We suggest that future trials should study the improvement in symptoms and QOL measures rather than concentrate just on changes in BP measurements. Using the ESC definition of OH in future studies as well as publishing standard deviations for changes in postural BP will allow comparison across studies. Of the few studies that did comment on the improvement in symptoms of OH with therapy, only Schoffer et al. used COMPASS-OD (questions relating specifically to OH and part of the Mayo clinic autonomic Symptom Profile), which is correlated with part of the Composite Autonomic Scoring Scale (CASS) in their outcome assessment.

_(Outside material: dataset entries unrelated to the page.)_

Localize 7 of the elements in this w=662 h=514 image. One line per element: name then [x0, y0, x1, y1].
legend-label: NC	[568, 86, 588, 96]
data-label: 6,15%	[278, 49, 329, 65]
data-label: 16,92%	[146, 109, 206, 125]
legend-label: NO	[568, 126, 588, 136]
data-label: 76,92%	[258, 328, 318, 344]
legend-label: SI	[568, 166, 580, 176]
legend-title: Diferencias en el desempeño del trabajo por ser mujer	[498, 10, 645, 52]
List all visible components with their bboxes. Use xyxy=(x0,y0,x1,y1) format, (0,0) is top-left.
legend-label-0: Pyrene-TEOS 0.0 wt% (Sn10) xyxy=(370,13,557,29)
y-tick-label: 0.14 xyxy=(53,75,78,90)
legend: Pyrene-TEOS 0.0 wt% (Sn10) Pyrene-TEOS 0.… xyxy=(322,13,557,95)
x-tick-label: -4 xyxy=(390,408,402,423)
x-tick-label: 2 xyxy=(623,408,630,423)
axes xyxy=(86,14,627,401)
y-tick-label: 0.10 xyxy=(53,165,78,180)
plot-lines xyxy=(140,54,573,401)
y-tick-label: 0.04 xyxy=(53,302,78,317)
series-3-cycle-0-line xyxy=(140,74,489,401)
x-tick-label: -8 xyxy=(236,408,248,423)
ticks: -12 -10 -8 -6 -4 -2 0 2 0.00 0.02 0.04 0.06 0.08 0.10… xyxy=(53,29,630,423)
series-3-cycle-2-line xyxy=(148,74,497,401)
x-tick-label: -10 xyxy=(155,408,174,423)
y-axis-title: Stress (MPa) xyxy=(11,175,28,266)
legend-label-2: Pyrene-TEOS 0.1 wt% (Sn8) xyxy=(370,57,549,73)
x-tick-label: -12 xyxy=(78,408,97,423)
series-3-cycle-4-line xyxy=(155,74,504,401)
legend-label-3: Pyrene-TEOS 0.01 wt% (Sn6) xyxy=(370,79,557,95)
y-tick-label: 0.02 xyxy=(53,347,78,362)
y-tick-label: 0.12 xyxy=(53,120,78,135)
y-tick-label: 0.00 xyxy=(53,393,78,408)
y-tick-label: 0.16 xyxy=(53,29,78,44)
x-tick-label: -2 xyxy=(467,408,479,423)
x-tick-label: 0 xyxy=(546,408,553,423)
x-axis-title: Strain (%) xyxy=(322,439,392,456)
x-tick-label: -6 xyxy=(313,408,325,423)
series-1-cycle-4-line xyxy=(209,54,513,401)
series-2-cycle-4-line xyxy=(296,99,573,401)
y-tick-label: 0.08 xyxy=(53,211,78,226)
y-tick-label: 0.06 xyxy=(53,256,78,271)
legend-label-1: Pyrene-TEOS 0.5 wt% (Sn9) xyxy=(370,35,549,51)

The strength of this review is that we used strict selection criteria based on quality of methodology as well as reporting and three authors independently reviewed trials to select those eligible. In the absence of firm clinical evidence of the effect of pharmacological intervention for this common condition with its associated higher morbidity and mortality, non-pharmacological management may remain as an important first step towards the management of this condition although the evidence of their effectiveness is equally lacking. To our knowledge, there is only one open randomised trial of non-pharmacological management of OH in older patients to date, which concluded no benefit of a 6-inch head-of-bed elevation on BP or symptoms to other non-pharmacological management. A useful comparison for future trials could include pharmacological and non-pharmacological measures. Participants with OH could be randomised to a drug where a crossover of non-pharmacological measures is unsuccessful in terms of symptomatic relief and quality of life rather than BP improvement alone.